Your NRSV pew bibles have a well-intentioned but sometimes bad habit of putting a "chapter sub-heading" or title on some of the passages, and this one, they label as "Job's friends are humiliated." I think that's a horrible misunderstanding of this passage, although it's a pretty common one.

In art, music, and even film versions of this story, Job's three friends are often depicted as evil villains, who accuse Job of bringing all his losses upon himself, or who somehow delight in kicking a friend while he's down.

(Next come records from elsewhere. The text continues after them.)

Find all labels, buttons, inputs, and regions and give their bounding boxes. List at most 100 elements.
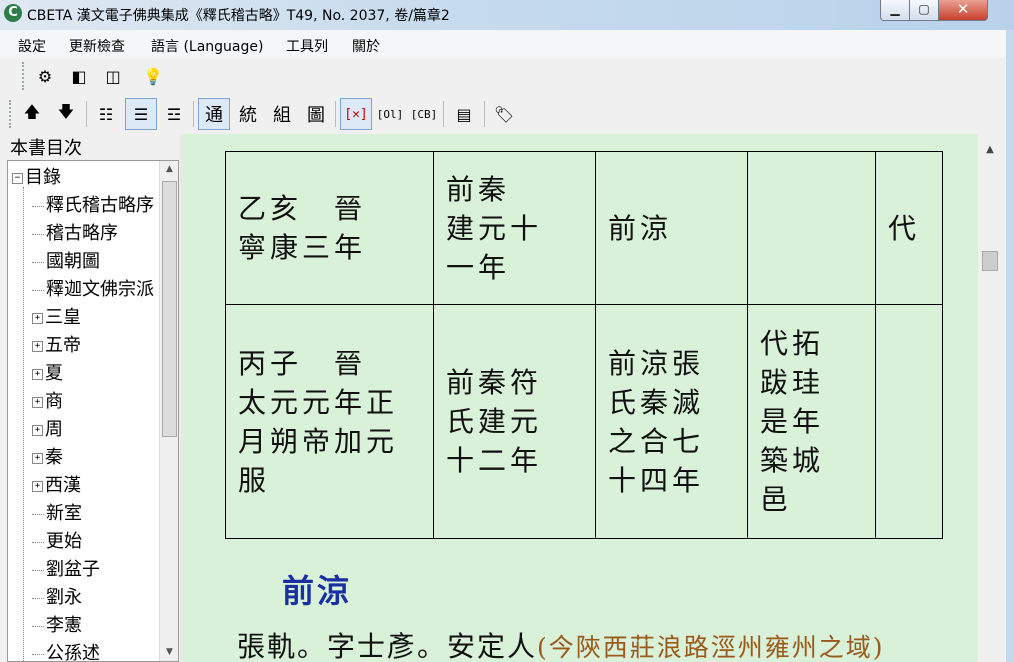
maximize-button[interactable]: ▢ xyxy=(909,0,939,21)
column-layout-icon[interactable]: ☲ xyxy=(160,100,188,128)
ol-label-button[interactable]: [Ol] xyxy=(376,100,404,128)
toolbar-separator xyxy=(443,101,444,127)
toc-item-label: 劉永 xyxy=(46,587,82,608)
scroll-up-icon[interactable]: ▲ xyxy=(160,161,178,178)
toc-title: 本書目次 xyxy=(10,138,82,159)
toc-item[interactable]: 新室 xyxy=(32,499,82,527)
cb-label-button[interactable]: [CB] xyxy=(410,100,438,128)
cell-text: 代拓 跋珪 是年 築城邑 xyxy=(760,327,825,516)
body-text: 張軌。字士彥。安定人 xyxy=(237,630,538,662)
expand-icon[interactable]: + xyxy=(32,424,43,436)
minimize-icon: ▁ xyxy=(890,2,900,16)
table-cell: 前秦符 氏建元 十二年 xyxy=(433,304,596,539)
cbeta-logo-icon: C xyxy=(4,4,22,22)
toc-item-label: 李憲 xyxy=(46,615,82,636)
expand-icon[interactable]: + xyxy=(32,480,43,492)
table-cell: 前涼 xyxy=(595,151,748,305)
toc-tree[interactable]: − 目錄 釋氏稽古略序 稽古略序 國朝圖 釋迦文佛宗派 + 三皇 + 五帝 + 夏 + 商 + 周 + 秦 + 西漢新… xyxy=(7,160,179,662)
reading-pane: 乙亥 晉寧康三年 前秦 建元十 一年 前涼 代 丙子 晉太元元年正 月朔帝加元服 前秦… xyxy=(183,134,978,662)
cell-text: 前秦 建元十 一年 xyxy=(446,172,543,284)
tag-add-icon[interactable]: 🏷 xyxy=(490,100,518,128)
toc-item[interactable]: 更始 xyxy=(32,527,82,555)
toc-item-label: 國朝圖 xyxy=(46,251,100,272)
toc-scrollbar[interactable]: ▲ ▼ xyxy=(159,161,178,661)
maximize-icon: ▢ xyxy=(918,2,930,16)
expand-icon[interactable]: + xyxy=(32,368,43,380)
mode-zu-button[interactable]: 組 xyxy=(268,100,296,128)
menu-language[interactable]: 語言 (Language) xyxy=(151,36,263,56)
toc-scroll-thumb[interactable] xyxy=(162,181,177,437)
toc-item[interactable]: 稽古略序 xyxy=(32,219,118,247)
toolbar-separator xyxy=(484,101,485,127)
toc-item[interactable]: 國朝圖 xyxy=(32,247,100,275)
close-button[interactable]: ✕ xyxy=(938,0,988,21)
toc-item-label: 秦 xyxy=(45,447,63,468)
expand-icon[interactable]: + xyxy=(32,312,43,324)
toc-item[interactable]: 李憲 xyxy=(32,611,82,639)
toc-item-label: 西漢 xyxy=(45,475,81,496)
tree-connector xyxy=(32,233,44,235)
scroll-down-icon[interactable]: ▼ xyxy=(160,644,178,661)
cell-text: 前涼張 氏秦滅 之合七 十四年 xyxy=(608,346,705,497)
dual-pane-icon[interactable]: ◫ xyxy=(99,62,127,90)
mode-tu-button[interactable]: 圖 xyxy=(302,100,330,128)
toc-item[interactable]: 釋氏稽古略序 xyxy=(32,191,154,219)
arrow-up-icon[interactable]: 🡅 xyxy=(18,100,46,128)
cell-text: 丙子 晉太元元年正 月朔帝加元服 xyxy=(238,346,399,497)
toc-item[interactable]: + 秦 xyxy=(32,443,63,471)
table-cell: 前秦 建元十 一年 xyxy=(433,151,596,305)
collapse-icon[interactable]: − xyxy=(12,172,23,184)
lightbulb-icon[interactable]: 💡 xyxy=(139,62,167,90)
toc-item[interactable]: + 商 xyxy=(32,387,63,415)
close-box-icon[interactable]: [✕] xyxy=(340,98,372,130)
toc-item[interactable]: + 夏 xyxy=(32,359,63,387)
toc-item-label: 三皇 xyxy=(45,307,81,328)
close-icon: ✕ xyxy=(956,0,970,18)
toc-item[interactable]: 公孫述 xyxy=(32,639,100,661)
toc-item[interactable]: + 西漢 xyxy=(32,471,81,499)
tree-connector xyxy=(32,205,44,207)
toc-item-label: 劉盆子 xyxy=(46,559,100,580)
toc-item-label: 稽古略序 xyxy=(46,223,118,244)
chronology-table: 乙亥 晉寧康三年 前秦 建元十 一年 前涼 代 丙子 晉太元元年正 月朔帝加元服 前秦… xyxy=(225,151,943,539)
toc-item-label: 目錄 xyxy=(25,167,61,188)
toc-item-label: 夏 xyxy=(45,363,63,384)
mode-tong2-button[interactable]: 統 xyxy=(234,100,262,128)
expand-icon[interactable]: + xyxy=(32,452,43,464)
cell-text: 乙亥 晉寧康三年 xyxy=(238,192,367,264)
minimize-button[interactable]: ▁ xyxy=(880,0,910,21)
single-pane-icon[interactable]: ◧ xyxy=(65,62,93,90)
window-frame-right xyxy=(1006,30,1014,662)
menu-bar: 設定 更新檢查 語言 (Language) 工具列 關於 xyxy=(0,30,1006,58)
table-cell: 前涼張 氏秦滅 之合七 十四年 xyxy=(595,304,748,539)
menu-about[interactable]: 關於 xyxy=(352,36,380,56)
tree-connector xyxy=(32,513,44,515)
expand-icon[interactable]: + xyxy=(32,396,43,408)
toc-item[interactable]: − 目錄 xyxy=(12,163,61,191)
toc-item[interactable]: 劉盆子 xyxy=(32,555,100,583)
content-scrollbar[interactable]: ▲ xyxy=(978,134,1002,662)
window-title: CBETA 漢文電子佛典集成《釋氏稽古略》T49, No. 2037, 卷/篇章… xyxy=(27,8,450,24)
toolbar-grip[interactable] xyxy=(22,62,27,90)
menu-settings[interactable]: 設定 xyxy=(18,36,46,56)
toc-item[interactable]: + 三皇 xyxy=(32,303,81,331)
toolbar-settings: ⚙ ◧ ◫ 💡 xyxy=(0,58,1006,94)
menu-toolbar[interactable]: 工具列 xyxy=(286,36,328,56)
toc-item-label: 周 xyxy=(45,419,63,440)
toolbar-grip[interactable] xyxy=(9,100,14,128)
expand-icon[interactable]: + xyxy=(32,340,43,352)
toc-item[interactable]: 釋迦文佛宗派 xyxy=(32,275,154,303)
scroll-up-icon[interactable]: ▲ xyxy=(978,140,1002,160)
horizontal-layout-icon[interactable]: ☰ xyxy=(125,98,157,130)
body-note: (今陝西莊浪路涇州雍州之域) xyxy=(537,633,885,662)
arrow-down-icon[interactable]: 🡇 xyxy=(52,100,80,128)
toc-item[interactable]: + 五帝 xyxy=(32,331,81,359)
gear-icon[interactable]: ⚙ xyxy=(31,62,59,90)
vertical-layout-icon[interactable]: ☷ xyxy=(92,100,120,128)
mode-tong-button[interactable]: 通 xyxy=(198,98,230,130)
page-icon[interactable]: ▤ xyxy=(450,100,478,128)
toc-item[interactable]: 劉永 xyxy=(32,583,82,611)
toc-item[interactable]: + 周 xyxy=(32,415,63,443)
content-scroll-thumb[interactable] xyxy=(982,251,998,271)
menu-update-check[interactable]: 更新檢查 xyxy=(69,36,125,56)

But I don't know many wicked friends patient enough to sit with you for three days and nights in silence, just for the opportunity to make you feel bad. That doesn't add up to me. Besides, as I've said in many previous sermons--Job's friends never once say anything that is theologically inappropriate. Mostly they are quoting from the books of Psalms and Proverbs. They're saying all the things that good friends (or pastors) are supposed to say!

No, it's only Job himself that (understandably, perhaps) says outrageous things, inappropriate things, the kind of things that if you said in front of a licensed counselor would get you referred to the authorities as a risk for self-harm or harm to others.